Food prices rose 1.6 percent, including big increases in vegetables, meat, fish and even baked goods. The increase in food prices could just be noise in the data. After all, wholesale food prices are up just 0.4 percent in the past 12 months, so there's no trend toward runaway prices.
A 3.5 percent surge in car prices also contributed to the outsized 0.9 percent gain in the core PPI, which excludes food and energy prices. But once again, the January number could be an anomaly: The trend is toward lower car prices, as everyone knows. Wholesale car prices are down 1.4 percent in the past 12 months.

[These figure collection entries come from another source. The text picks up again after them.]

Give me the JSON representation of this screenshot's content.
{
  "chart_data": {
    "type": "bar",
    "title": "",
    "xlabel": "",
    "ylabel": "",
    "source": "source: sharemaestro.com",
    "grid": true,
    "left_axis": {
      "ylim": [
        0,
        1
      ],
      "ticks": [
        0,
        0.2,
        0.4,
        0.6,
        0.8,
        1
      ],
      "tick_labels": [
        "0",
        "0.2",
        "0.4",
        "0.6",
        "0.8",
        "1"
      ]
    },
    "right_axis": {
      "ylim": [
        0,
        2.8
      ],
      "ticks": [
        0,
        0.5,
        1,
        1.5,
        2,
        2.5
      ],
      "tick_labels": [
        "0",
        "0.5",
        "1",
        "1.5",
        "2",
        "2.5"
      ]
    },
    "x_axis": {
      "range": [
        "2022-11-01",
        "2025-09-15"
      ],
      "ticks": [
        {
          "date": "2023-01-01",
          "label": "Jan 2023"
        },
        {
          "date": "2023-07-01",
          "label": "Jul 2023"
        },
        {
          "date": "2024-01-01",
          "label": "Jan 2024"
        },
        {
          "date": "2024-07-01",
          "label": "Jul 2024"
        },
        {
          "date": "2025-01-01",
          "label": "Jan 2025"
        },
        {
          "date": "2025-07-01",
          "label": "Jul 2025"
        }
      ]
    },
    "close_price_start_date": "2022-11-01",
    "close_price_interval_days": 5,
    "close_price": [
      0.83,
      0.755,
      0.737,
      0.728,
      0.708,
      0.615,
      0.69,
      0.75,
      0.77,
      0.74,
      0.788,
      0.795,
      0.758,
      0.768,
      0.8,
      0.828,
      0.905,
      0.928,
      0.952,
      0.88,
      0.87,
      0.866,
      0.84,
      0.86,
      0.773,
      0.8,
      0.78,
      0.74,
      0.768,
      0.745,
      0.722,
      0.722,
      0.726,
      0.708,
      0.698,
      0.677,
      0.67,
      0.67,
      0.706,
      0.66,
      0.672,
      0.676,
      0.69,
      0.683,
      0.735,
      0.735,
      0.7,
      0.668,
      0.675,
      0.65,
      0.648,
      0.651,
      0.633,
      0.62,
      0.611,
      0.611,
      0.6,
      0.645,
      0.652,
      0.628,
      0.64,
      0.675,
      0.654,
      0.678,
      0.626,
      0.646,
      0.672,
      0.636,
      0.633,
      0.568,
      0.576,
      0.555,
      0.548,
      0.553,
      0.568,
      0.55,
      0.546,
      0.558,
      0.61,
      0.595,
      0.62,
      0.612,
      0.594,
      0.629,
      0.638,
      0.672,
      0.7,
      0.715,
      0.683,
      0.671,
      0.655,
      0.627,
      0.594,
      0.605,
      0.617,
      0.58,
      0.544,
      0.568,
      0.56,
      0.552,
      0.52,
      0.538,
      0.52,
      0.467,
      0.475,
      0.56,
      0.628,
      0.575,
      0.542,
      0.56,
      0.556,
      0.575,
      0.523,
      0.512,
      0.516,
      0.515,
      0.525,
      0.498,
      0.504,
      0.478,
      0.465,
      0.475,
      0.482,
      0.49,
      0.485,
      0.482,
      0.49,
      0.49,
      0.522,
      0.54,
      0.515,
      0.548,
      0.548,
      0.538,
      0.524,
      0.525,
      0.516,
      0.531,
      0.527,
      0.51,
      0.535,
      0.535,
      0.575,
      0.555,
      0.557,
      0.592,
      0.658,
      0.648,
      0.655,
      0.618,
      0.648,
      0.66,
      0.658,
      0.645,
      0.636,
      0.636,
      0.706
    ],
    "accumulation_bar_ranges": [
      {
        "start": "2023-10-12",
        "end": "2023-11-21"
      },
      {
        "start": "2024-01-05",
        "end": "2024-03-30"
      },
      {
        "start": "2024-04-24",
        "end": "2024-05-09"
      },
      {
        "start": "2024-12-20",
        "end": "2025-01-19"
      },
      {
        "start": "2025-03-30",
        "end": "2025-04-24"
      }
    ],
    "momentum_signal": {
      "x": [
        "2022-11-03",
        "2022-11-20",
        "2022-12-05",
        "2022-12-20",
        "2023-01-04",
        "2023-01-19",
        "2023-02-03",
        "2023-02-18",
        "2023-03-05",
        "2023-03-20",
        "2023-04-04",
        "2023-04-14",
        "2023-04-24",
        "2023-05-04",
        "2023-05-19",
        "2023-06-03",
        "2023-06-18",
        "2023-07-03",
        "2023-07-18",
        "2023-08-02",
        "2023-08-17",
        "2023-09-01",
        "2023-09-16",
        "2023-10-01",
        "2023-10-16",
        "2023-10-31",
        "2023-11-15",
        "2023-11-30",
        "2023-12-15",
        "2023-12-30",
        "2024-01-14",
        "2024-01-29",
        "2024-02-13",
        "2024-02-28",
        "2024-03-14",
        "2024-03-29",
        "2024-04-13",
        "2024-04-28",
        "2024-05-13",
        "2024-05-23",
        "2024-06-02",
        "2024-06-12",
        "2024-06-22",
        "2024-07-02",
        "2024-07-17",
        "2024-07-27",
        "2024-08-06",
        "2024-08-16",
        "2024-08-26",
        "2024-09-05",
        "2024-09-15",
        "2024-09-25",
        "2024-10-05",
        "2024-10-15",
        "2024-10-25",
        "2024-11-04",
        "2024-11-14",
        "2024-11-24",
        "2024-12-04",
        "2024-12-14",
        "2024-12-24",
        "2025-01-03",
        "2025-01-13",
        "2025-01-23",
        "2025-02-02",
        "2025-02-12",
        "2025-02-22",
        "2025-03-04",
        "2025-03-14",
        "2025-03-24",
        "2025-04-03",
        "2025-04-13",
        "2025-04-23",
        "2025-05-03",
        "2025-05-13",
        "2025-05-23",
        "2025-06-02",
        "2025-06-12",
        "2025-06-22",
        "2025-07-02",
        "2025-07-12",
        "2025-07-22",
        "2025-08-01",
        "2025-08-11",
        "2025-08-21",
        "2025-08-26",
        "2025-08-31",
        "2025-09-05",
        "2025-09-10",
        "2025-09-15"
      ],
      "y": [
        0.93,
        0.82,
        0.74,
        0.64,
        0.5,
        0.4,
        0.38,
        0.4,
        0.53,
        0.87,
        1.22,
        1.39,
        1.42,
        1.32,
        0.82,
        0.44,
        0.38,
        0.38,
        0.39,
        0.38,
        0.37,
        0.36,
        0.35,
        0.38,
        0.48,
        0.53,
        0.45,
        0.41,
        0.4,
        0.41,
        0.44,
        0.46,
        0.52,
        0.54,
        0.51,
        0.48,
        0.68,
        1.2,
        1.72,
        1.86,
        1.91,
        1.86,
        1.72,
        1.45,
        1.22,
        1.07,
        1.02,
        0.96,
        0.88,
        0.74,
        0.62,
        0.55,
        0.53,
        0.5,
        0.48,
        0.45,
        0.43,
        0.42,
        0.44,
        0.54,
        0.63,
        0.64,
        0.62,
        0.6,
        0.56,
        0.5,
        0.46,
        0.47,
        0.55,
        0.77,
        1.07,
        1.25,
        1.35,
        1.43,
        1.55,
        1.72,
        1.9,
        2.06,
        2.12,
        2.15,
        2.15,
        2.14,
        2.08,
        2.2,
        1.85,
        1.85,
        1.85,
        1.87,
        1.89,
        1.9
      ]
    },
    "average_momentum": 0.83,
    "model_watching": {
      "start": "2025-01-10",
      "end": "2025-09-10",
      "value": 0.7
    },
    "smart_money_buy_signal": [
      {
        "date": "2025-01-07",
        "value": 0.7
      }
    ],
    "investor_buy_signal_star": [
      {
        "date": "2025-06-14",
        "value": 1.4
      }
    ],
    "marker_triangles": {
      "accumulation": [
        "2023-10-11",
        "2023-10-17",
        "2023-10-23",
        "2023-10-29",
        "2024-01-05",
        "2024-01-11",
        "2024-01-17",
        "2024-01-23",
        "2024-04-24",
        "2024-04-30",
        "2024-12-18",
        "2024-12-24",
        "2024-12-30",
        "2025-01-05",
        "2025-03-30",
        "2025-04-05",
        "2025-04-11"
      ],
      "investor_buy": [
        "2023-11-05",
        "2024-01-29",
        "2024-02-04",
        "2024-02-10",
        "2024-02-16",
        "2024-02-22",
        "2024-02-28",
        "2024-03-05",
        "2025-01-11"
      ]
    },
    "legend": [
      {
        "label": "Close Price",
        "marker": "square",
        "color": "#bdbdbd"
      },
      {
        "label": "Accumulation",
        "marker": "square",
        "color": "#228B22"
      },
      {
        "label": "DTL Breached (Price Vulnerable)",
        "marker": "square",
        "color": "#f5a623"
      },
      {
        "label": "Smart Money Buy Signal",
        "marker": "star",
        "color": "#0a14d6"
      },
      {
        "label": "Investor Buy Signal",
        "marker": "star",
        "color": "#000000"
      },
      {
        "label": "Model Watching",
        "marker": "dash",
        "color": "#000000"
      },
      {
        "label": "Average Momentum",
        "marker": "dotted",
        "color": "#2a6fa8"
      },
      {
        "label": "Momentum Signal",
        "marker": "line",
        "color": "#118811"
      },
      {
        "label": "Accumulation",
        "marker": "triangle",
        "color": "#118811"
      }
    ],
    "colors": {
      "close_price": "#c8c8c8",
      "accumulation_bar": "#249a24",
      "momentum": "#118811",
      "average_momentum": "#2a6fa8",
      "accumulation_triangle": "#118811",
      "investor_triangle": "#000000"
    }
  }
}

The jump in inflation in January cannot be dismissed by excluding everything that rose. On the other hand, there's little reason to believe that suddenly everything has changed and that businesses all throughout the economy now have the so-called pricing power they crave.
Inflation will hurt the U.S. economy this year. The rise in energy prices has already cut about $50 a month out of household budgets. The business sector is also facing those higher costs and attempts to pass those costs along may not be any more successful than the airlines' failure to impose a fuel surcharge.
Are we in for a repeat of the 1970s? One encouraging sign is that energy matters much less to the economy now than it did then. Each of us uses as much energy now as we did in 1973, but we produce 75 percent more. Rex Nutting is Washington bureau chief of CBS.MarketWatch.com.